The garbage man hasn’t picked up my Christmas tree yet. I dutifully put it out to the curb on Twelfth Night, just like the ancients proscribed, expecting it would be out of my sight at the next pick up date. But apparently there was quicker curbside service in the eastern Mediterranean during Biblical times. It’s not that it’s a nuisance out there. It’s just remembering the difficulty in taking the tree from the living room to the street. Putting it out was hard to do, not only because it was heavy and prickly and sticky and sappy, but also because it was frightening.
Yes, frightening. As Dewey Finn would explain, my Christmas tree had “a head, …and a mind, …and a brain.”
And if you think trees aren’t conscious and can’t think, then brother you just haven’t seen The Two Towers.

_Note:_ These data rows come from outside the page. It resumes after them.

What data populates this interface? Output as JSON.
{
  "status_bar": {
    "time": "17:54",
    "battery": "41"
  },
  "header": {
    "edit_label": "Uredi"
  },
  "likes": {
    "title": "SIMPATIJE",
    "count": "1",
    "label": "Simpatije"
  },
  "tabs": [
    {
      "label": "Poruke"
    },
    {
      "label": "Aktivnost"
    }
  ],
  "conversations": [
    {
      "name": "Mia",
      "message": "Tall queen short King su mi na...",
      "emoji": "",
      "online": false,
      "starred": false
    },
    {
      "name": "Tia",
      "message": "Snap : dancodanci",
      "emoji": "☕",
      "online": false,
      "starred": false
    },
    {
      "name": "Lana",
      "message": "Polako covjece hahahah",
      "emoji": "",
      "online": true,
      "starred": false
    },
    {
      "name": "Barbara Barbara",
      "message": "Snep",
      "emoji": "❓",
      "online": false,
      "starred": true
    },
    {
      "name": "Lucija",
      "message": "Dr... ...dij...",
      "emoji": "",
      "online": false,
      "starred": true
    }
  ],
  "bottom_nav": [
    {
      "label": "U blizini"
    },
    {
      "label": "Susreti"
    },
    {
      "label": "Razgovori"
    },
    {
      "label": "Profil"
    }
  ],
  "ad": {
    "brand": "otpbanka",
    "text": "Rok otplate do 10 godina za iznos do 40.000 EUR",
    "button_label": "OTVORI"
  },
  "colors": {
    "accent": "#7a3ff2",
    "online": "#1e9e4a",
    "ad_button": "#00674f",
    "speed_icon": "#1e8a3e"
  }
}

I couldn’t keep my Fangorn Ent in the house any longer: It was simply shedding too much. At the beginning of the holidays, it was fine and healthy and green, drinking from its water tray through its amputated trunk like any good fir on sale at Wal-Mart. Then, around the Christmas Eve party, it stopped drinking and began to shed. Interestingly, at the same time the tree was experiencing difficulty holding onto glass bulb ornaments, all my prized Scotch disappeared. Perhaps the two incidents are not connected. But what really made me realize this was no ordinary but rather a thinking tree was its timing: It only shed at specific, conspicuous times.
For instance, the first big surge of shedding occurred suspiciously at the same time its cousin, the bald cypress in my back yard, lost all its leaves. As it turns out, there was a clear line of sight through the porch doors between the indoor Christmas fir and the outdoor cypress. And apparently my tree found the Spanish moss adorning the bald cypress quite attractive: I caught a couple of squirrels scratching at the front door and ringing the doorbell at all hours of the night, leaving behind little wads of moss. Why would squirrels want to carry moss inside a house, much less through the front door the same way the tree entered?
Here’s the answer: I think the tree was controlling their minds.
I think the tree was controlling the cat as well. As soon as the tree started to shed, the cat started to shed. As soon as the tree dropped a bulb, the cat began clawing down and crashing bulbs. As soon as the tree began aspirating fluid from its water tray, the cat started drinking from it as well. And around this time, interestingly enough, the cat suppressed its nasty habit of tail-wiggling near wooden objects.
Besides having these trans-psychic powers, the tree displayed some higher-level emotion, too. In fact, it shed the most on the day James Brown died. I programmed a CD for my tree, playing “Poplar’s Got a Band New Bag” and “I Feel Good (I Got Yew)” over and over and over again for the entire day. But it was no use: I had to sweep every hour.
And besides sorrow, my tree could get mad, too. I think it objected to becoming a Christmas tree. The tree would often shed during the evening news, on which it saw lots of people this year objecting to public display of Christmas trees for religious reasons. I never called my tree a Christmas tree: Why did it assume it was? Was it the Wal-Mart sticker around its upper trunk? All that sticker said was “Frasier Fir.” Next year I should get a Muhammad Ali Fir.
And fear, too. A friend of mine gave me a bonsai tree for Christmas. The second I unwrapped it, the tree shuddered and shed. Maybe the Christmas tree became frightened when I brought the tiny hardwood in the house, like a classic meek-and-mighty story. After all, elephants are afraid of mice, Clinton was afraid of Perot, and Brian Urlacher was afraid of Reggie Bush.
Maybe the garbage men are afraid of my tree. Maybe they heard it talk. Used to be there was a special pick up for disposed Christmas trees that took them to wetlands reclamation sites, where they’d be submerged across a current and hopefully serve to catch and retain enough silt to support the growth of grass. Oh, how my tree would hate the idea of having to get its branches wet and dirty.
Well, it might control the cat and the squirrels, but my tree will not control me. It’s not going to just lie out there in the wet and cold directing the minds of caddis fly larvae to cocoon and pupate from its barren fronds. I’m going to go out and take it back in from the cold, set it upright in its water tray, and crank up the DVD of The Two Towers, which on my copy is interestingly always cued to the scene when the Ents storm Isengard. That’ll show it who’s the higher primate in the house. First, however, I’ll have to hide the bonsai. And the Scotch.